I don’t have much faith in Google’s (or any other engine’s, for that matter) estimated number of results, and I’ve held this view for a long time. I believe it to be a wildly inaccurate number. If you think about it, why would a search engine put a lot of effort or processing power into really nailing that number, since searchers (with the notable exception of SEOs) could care less if there are 100 thousand results or 100 million results returned; they only really care what’s in the top 10. So it’s fraught with problems to use the estimated number of results as a basis for any SEO metrics. Yet SEOs use the number all the time, for things such as: indexation (a site: query), link popularity (a link: query), and keyword competition (e.g. KEI score, or Keyword Effectiveness Indicator). If we can’t trust the estimated numbers for such metrics, then we should probably move on to find other SEO metrics that we can trust. Yet indexation remains a metric we should care about. So how does one go about checking a site’s Google indexation levels without relying on the demonstrable inaccuracy of Google’s estimated results? Don’t expect it from Google Webmaster Central, although that would be nice. For Webmaster Central’s “Index stats” under the “Statistics” tab, you’ll only find links to Google SERPs for site:, link:, cache:, info:, and related: queries. I’d love it if the Webmaster Central team added reliable stats here that weren’t simply based on estimated results in the SERPs. If they did, it still wouldn’t provide me with trustworthy indexation numbers for sites of which I’m not a verified owner/webmaster. I’d need another solution. At this point the only solution I can think of for getting an exact count of your indexation in Google is to query for each individual URL, then sum all results together. You’d have to write a script to hammer away at Google — via the SOAP API if you’re lucky enough to have some old keys (Google discontinued offering websearch API keys), or by scraping the Google SERPs. Remember: to check if a page is indexed in Google, don’t use the bare URL as the query, prepend it with cache: or info:. So, to see if http://www.ifloor.com/gs/cat-8-hardwood-floors-1.html is indexed, you’d query for “cache:http://www.ifloor.com/gs/cat-8-hardwood-floors-1.html“.
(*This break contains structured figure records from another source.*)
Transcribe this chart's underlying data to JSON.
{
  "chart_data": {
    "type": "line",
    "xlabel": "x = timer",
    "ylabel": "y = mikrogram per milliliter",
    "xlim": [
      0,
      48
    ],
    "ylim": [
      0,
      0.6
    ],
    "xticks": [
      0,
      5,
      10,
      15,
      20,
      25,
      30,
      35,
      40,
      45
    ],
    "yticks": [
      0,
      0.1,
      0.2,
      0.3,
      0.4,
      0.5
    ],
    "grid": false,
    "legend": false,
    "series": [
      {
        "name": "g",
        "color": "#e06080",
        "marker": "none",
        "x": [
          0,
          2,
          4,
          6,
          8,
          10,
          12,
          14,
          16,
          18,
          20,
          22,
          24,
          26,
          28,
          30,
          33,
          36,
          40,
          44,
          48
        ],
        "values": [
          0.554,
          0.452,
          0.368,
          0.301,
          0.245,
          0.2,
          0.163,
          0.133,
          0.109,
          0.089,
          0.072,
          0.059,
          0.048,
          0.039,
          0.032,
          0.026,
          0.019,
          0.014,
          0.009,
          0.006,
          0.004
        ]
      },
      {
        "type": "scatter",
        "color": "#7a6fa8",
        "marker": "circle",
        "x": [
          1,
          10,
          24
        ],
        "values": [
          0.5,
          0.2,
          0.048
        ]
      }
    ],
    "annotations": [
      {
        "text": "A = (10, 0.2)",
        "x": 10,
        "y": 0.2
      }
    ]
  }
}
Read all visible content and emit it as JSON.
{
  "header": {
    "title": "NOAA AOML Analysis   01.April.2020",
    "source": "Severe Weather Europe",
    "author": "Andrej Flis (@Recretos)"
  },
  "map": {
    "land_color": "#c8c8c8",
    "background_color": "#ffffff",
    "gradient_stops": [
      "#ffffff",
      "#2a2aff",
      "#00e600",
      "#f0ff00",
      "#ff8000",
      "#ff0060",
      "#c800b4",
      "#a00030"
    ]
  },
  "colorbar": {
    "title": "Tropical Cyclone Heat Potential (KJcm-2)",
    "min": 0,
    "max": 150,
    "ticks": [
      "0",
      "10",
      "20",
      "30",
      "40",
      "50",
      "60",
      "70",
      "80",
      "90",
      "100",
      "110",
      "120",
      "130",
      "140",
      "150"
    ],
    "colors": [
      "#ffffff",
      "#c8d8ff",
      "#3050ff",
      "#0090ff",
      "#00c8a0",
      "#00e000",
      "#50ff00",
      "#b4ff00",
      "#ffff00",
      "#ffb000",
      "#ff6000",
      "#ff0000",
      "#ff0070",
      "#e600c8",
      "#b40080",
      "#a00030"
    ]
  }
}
I see your point. Google only lets you view the first 1000 results. So then why bother doing a headcount if it wastes CPU cycles?
Unfortunately, I’ve noticed some weird things about Google, so I’m not sure if you can trust the cache:xyz. When I first got a website indexed in Google, Google indexed it sporadically. However, I noticed one peculiarity. The cache had a 5 day old version of the site. However, in the description, I saw that it had content that was only 2 days old.
I’m not sure what happened, but Google is weird. I’m not so sure that using Cache:xyz is very accurate either.
As a further note:
I had a site which I prohibited Google from visiting via robots.txt. However, it still had the site in their index – only with the site URL though. I could search for the site via the site URL (without the .com), and I could see info:mysite.com. However, cache:mysite.com did not work, as expected. As I said, Google is weird.